Today, most service providers have separate IT and network teams that reflect the historical separation of the two technologies. This is rapidly changing, however. As service providers come to realize that the network and IT functions can be developed, deployed and managed from a common open-source infrastructure, the heated discussions between IT and Networking over topics such as converged charging and prepaid platforms have become a distant memory.

There are still points for discussion, of course; for example, the need for an infrastructure that supports both CPU-intensive and I/O-intensive workloads. But there are many similarities and synergies that can be derived by jointly designing a network and IT applications in areas such as security, reliability, and resiliency. And, really, shouldn’t we be working together to create a common set of requirements, platforms, and processes to develop, manage and maintain both IT and network applications?

The Solution for Service Providers

The solution, I believe, lies in the creation of a common platform and a common team to architect, deploy and operate the core applications of the future. Labeling an application as an “IT application” or a “network application” is less important than creating an underlying platform that has the built-in flexibility and adaptability to serve the future needs of both IT and networking. Service providers cannot count on traditional vendors to deliver this future. These vendors have a legacy hardware business to protect and are saddled with legacy software that cannot fulfill the basic requirements of cloud-native.

What service providers need is choice.
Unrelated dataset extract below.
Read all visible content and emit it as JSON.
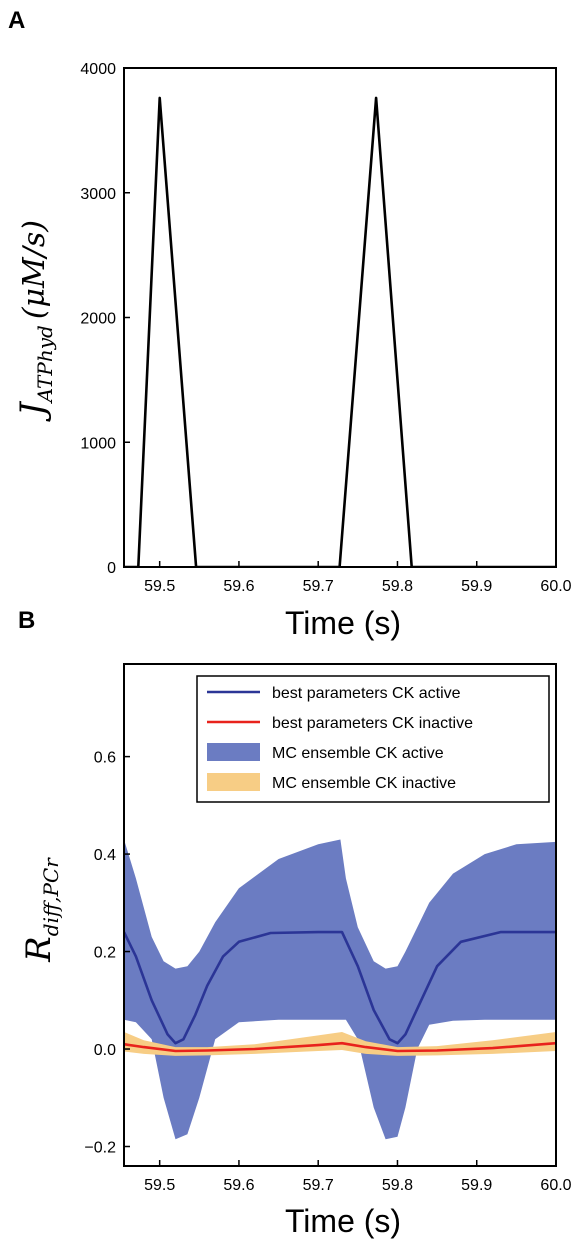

For example, they should be able to choose whether they deploy network applications on bare metal, in a private cloud, in a public cloud or in a hybrid cloud running on a common platform. Affirmed is committed to delivering more choices to service providers through the industry’s only truly cloud-native mobile core solution built on a common, open-source platform. It’s much more than a platform for virtualization; it’s a platform for innovation.
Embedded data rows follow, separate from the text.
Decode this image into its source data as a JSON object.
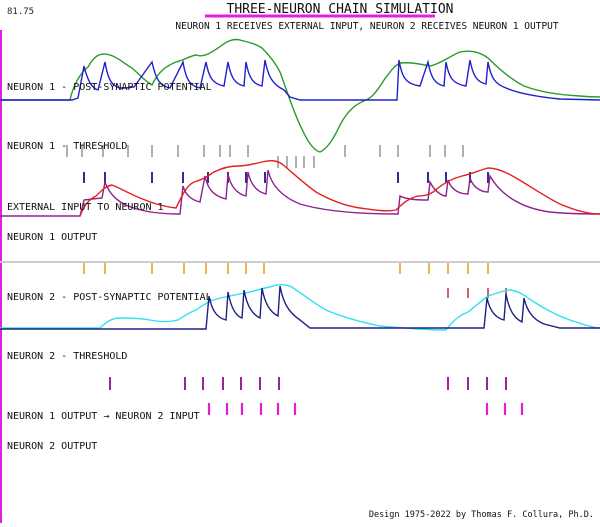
{
  "header": {
    "counter": "81.75",
    "title": "THREE-NEURON CHAIN SIMULATION",
    "subtitle": "NEURON 1 RECEIVES EXTERNAL INPUT, NEURON 2 RECEIVES NEURON 1 OUTPUT"
  },
  "labels": {
    "n1_psp": "NEURON 1 - POST-SYNAPTIC POTENTIAL",
    "n1_threshold": "NEURON 1 - THRESHOLD",
    "ext_input": "EXTERNAL INPUT TO NEURON 1",
    "n1_output": "NEURON 1 OUTPUT",
    "n2_psp": "NEURON 2 - POST-SYNAPTIC POTENTIAL",
    "n2_threshold": "NEURON 2 - THRESHOLD",
    "n1_to_n2": "NEURON 1 OUTPUT → NEURON 2 INPUT",
    "n2_output": "NEURON 2 OUTPUT"
  },
  "footer": {
    "credit": "Design 1975-2022 by Thomas F. Collura, Ph.D."
  },
  "colors": {
    "title_underline": "#e020e0",
    "left_border": "#e020e0",
    "n1_psp_green": "#2a9a2a",
    "n1_spike_blue": "#2020d0",
    "n1_threshold_mark": "#606060",
    "n1_input_mark": "#303090",
    "ext_input_red": "#e02020",
    "ext_input_purple": "#902090",
    "divider": "#cccccc",
    "n1_output_orange": "#f0a020",
    "n2_psp_cyan": "#30e0f0",
    "n2_spike_navy": "#202080",
    "n2_in_mark_red": "#c04040",
    "n2_threshold_purple": "#a020a0",
    "n1_to_n2_magenta": "#e020d0"
  },
  "spike_events": {
    "n1_input_ticks": [
      84,
      105,
      152,
      183,
      208,
      228,
      246,
      265,
      398,
      428,
      446,
      470,
      488
    ],
    "n1_threshold_ticks_top": [
      67,
      82,
      103,
      128,
      152,
      178,
      204,
      220,
      230,
      248,
      345,
      380,
      398,
      430,
      445,
      463
    ],
    "n1_threshold_ticks_low": [
      278,
      287,
      296,
      304,
      314
    ],
    "n1_output_ticks": [
      84,
      105,
      152,
      184,
      206,
      228,
      246,
      264,
      400,
      429,
      448,
      468,
      488
    ],
    "n2_input_ticks": [
      448,
      468,
      488,
      506
    ],
    "n2_threshold_ticks": [
      110,
      185,
      203,
      223,
      241,
      260,
      279,
      448,
      468,
      487,
      506
    ],
    "n1_to_n2_ticks": [
      209,
      227,
      242,
      261,
      278,
      295,
      487,
      505,
      522
    ]
  }
}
Think about it: How will service providers operate networks and deliver network assurance as the cloudification of the network goes mainstream? Wouldn’t it be more cost-efficient to have a single observability platform (e.g., Grafana) for both IT and network functions? From a service agility perspective, IT has been using microservices for years to rapidly deliver new software functionality and capabilities. Now, for the first time, IT and network functions can take advantage of the same technologies while using the same tools, processes, and people – thanks to democratization.

Service providers can now leverage a common platform for all their enterprise applications, whether they’re IT or network applications. This has the benefit of improving agility and operations while reducing costs. Of course, to do this, the platform has to be flexible enough to support the various workload configurations, evolve as the open-source tools evolve and support multiple use cases and deployment models.

It’s the promise of new 5G use cases, operational models and cost efficiencies that will drive service providers to review their current platform choices and look for a better solution. On the other side of that solution are a democracy of IT and network teams working together on a shared goal of a better future. Affirmed Networks is ready for that future right now. Are you?